The confidence weighting mechanism significantly enhances model robustness. By assigning lower weights to samples that are potential outliers or heavily corrupted by noise, based on their distance from the class centroid, the RICHC model constructs tighter and more accurate convex hull boundaries. Experimental results on bevel gearbox data under strong noise (0 dB SNR) and significant label contamination confirm its superior anti-interference capability compared to state-of-the-art methods.
The adaptive scaling strategy effectively mitigates the classifier bias caused by imbalanced training data, a common situation when fault samples for bevel gears are scarce. By dynamically adjusting the expansion and shrinkage of the convex hulls based on the relative sample sizes of the classes, the model finds a more equitable and accurate separating hyperplane. Validation on datasets with high imbalance ratios shows that RICHC maintains excellent diagnostic performance where other models degrade.

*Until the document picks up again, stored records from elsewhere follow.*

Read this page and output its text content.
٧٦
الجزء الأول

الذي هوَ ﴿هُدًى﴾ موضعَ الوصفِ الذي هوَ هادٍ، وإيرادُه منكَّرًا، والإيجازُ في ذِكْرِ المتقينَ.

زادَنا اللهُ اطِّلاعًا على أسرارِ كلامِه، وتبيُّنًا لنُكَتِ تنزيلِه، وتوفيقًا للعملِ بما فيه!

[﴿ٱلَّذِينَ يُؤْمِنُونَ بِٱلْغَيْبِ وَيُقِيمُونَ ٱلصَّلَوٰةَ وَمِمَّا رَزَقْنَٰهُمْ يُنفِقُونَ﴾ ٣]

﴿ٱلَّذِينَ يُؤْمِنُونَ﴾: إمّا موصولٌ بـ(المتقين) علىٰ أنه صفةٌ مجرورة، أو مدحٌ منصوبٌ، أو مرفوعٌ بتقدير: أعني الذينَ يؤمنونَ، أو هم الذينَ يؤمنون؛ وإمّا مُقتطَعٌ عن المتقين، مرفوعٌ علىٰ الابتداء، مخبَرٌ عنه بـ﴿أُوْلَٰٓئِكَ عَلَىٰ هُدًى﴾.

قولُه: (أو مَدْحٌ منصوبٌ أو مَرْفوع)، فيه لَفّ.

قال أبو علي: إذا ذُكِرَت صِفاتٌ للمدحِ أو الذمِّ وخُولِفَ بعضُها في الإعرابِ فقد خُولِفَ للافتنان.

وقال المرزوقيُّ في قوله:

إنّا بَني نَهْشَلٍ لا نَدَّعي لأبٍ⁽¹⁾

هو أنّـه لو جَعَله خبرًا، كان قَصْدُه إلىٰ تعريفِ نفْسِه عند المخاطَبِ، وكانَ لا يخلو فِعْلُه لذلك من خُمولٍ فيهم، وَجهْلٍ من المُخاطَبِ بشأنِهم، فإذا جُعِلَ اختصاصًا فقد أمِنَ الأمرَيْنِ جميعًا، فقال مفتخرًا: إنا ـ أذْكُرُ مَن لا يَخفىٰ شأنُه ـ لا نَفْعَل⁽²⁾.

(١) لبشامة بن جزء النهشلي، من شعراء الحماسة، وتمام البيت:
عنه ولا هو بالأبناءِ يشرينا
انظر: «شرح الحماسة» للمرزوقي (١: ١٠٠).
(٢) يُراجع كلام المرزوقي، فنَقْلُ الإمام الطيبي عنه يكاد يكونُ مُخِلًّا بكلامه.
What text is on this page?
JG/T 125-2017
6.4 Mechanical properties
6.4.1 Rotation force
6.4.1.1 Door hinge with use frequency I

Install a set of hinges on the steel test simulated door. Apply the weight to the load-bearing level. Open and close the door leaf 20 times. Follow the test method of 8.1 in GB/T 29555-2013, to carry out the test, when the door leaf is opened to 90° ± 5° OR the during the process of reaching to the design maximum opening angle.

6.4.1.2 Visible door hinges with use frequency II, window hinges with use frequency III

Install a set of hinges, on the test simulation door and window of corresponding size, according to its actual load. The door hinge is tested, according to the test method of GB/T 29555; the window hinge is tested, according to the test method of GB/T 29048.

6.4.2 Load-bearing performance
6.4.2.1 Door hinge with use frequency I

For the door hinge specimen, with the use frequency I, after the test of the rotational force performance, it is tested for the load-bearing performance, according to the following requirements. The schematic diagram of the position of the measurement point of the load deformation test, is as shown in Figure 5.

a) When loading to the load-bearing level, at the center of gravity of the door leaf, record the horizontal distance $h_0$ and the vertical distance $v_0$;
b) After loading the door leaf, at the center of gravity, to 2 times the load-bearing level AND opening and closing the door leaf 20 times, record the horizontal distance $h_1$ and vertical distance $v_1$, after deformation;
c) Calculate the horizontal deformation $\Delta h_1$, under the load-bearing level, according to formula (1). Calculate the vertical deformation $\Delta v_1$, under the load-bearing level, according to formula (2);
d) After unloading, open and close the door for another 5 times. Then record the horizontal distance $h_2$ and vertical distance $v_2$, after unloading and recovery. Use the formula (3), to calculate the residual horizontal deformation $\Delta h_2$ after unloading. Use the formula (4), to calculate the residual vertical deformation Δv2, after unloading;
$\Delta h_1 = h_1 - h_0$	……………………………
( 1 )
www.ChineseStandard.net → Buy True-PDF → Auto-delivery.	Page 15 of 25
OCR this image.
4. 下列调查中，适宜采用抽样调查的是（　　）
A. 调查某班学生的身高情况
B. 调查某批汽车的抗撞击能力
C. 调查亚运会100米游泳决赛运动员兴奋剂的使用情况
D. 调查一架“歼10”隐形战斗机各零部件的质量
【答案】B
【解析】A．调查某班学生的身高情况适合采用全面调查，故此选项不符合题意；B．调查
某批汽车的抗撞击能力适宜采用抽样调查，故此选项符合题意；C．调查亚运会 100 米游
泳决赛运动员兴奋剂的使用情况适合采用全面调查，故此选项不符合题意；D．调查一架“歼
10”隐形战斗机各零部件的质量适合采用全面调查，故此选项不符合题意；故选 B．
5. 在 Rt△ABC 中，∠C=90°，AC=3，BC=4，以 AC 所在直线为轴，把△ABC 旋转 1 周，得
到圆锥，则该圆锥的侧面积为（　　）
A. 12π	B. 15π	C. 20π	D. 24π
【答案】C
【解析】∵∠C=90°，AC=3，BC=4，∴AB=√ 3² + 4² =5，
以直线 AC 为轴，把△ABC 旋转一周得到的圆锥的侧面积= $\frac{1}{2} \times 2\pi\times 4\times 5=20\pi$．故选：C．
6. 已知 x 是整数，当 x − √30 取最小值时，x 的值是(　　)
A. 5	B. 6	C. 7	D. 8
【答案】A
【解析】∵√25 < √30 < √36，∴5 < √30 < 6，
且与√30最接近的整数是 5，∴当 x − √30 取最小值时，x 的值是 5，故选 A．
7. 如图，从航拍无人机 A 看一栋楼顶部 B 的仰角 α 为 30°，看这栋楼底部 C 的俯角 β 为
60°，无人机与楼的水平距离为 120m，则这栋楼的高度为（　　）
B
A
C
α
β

In summary, the proposed RICHC model offers a comprehensive solution that combines high diagnostic accuracy, strong robustness against real-world signal impurities, and effective handling of class imbalance. This makes it a highly suitable and reliable approach for the intelligent fault diagnosis of critical components like bevel gearboxes in industrial applications.